During my teenage years, I learned that being Vietnamese meant a lot more than I knew even with being raised in America. I feel that being Asian American is unique position to be in because I was not all the way accepted as an American nor was I all the way accepted as being Vietnamese. I appear physically to be one way; however, I carry myself in another by speaking English and assimilating into a western culture. I learned that an important part of my Vietnamese heritage is that there is a large understanding of the importance of collectivism. In short, collectivism means that you are a part of a community and act as a unified team rather than an individual. There is a huge emphasis on family and caring for others, as we are all a part of something bigger than us. I learned that being Vietnamese is something to be proud of and that there are countless testimonies and historical accounts of the resilience that my ancestors were a part of. While I was not raised in Vietnam, I will always appreciate where I came from.
What are some of the traditions; foods, dances/music, you and your family observe and celebrate?
My husband and I believe that the best way to learn about one’s culture is through cuisine! I will never turn down Pho, which is a traditional Vietnamese soup. I highly recommend that everyone go to Saigon on Lakeland to enjoy this as a meal. For something sweeter, I enjoy banh xeo or cao lau! Vietnamese families believe that the highest standard of happiness is affection, gratitude, attachment and mutual support. In my own family, this is something that is practiced daily as we all strive to keep in touch with one another even when afar. Additionally, there are two traditional festivals that are celebrated in Vietnam: Tet and the Mid-Autumn festival. Tet is the Vietnamese New Year, combining Thanksgiving and Christmas.
How has your heritage shaped you as a person?
While I was not raised in Vietnam with a traditional household, I am able to have a greater appreciation for my heritage from learning about it in history as well as meeting others who are similar to me that experience the blend of being Vietnamese/Asian American. It can be challenging at times and I do not always feel like I fit in. I struggle to completely be considered American/Western as many see my skin color and facial features; and immediately assume I speak “Asian” or “Chinese.” On the other hand, when I am with other Asians – they will ask me “what am I?” and “what language do I speak?” When I awkwardly respond that I speak English or that a Caucasian family adopted me, both sides do not appear to know how to respond back to me. It sometimes feels like being an outsider.

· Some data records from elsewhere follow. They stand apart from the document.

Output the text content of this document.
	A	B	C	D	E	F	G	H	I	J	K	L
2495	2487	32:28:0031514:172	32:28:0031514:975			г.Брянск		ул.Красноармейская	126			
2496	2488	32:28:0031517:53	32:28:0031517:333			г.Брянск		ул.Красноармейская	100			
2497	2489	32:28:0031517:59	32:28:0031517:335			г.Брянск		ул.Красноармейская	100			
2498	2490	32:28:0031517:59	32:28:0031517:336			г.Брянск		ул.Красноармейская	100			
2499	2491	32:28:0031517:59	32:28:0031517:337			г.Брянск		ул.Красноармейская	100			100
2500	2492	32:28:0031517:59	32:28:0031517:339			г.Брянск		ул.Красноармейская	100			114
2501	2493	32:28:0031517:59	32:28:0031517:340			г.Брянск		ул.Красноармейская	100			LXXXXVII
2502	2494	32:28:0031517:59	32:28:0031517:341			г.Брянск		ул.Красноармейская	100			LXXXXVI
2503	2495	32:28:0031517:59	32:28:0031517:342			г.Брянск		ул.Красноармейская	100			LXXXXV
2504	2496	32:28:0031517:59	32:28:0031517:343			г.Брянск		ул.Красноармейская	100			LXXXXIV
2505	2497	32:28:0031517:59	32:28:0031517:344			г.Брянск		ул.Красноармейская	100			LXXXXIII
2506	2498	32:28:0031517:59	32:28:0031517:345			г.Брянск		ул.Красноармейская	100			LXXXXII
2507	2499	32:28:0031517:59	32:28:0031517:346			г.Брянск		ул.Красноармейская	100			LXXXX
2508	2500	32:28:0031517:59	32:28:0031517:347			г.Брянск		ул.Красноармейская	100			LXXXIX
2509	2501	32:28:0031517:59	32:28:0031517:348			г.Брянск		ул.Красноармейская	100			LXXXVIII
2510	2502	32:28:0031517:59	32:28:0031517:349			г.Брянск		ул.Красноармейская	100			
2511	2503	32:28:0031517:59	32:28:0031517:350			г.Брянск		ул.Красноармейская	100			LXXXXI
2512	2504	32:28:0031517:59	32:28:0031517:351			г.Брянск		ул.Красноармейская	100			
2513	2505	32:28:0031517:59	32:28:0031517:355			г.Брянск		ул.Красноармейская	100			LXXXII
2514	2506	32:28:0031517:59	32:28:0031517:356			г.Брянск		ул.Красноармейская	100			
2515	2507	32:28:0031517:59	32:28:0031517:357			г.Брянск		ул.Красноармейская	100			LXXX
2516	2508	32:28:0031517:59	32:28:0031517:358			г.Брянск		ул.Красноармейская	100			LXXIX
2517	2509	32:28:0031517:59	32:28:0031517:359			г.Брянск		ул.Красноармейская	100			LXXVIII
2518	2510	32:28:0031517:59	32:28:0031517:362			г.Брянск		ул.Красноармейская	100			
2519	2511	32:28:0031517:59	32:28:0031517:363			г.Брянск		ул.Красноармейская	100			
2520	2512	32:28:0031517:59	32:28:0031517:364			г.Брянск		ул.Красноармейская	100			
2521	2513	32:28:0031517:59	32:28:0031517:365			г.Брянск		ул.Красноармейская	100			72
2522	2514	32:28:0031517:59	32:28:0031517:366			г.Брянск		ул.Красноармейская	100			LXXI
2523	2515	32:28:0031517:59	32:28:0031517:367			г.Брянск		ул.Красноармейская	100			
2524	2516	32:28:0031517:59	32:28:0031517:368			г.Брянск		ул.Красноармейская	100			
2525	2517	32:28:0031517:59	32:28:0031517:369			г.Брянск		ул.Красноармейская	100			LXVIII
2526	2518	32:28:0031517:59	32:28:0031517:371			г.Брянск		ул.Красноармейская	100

What I have learned that has stuck with me the most is that no matter where you come from, you deserve to be accepted and understood for who you are. And who we are may not be the stereotypical grouping. It is always best to be curious, not judgmental. Beauty is within all cultures, all races, all heritages and all people. I am grateful that I am able to represent being Vietnamese and I am hopeful that I will be able to educate others with care and respect as I believe we are all learning about one another.
What is one thing you would like for others to know about you and your heritage?
I would love for others to know that there are so many Asian cultures and subgroups other than Chinese and Japanese. I believe that while these are the biggest populations and ones we hear most about in the media; that there needs to be more representation for other people groups. I, myself, am still learning about all the different types of language and culture that are out there. Everyone can grow in learning by being open and accepting to different people. Be curious, be kind, and be respectful to others.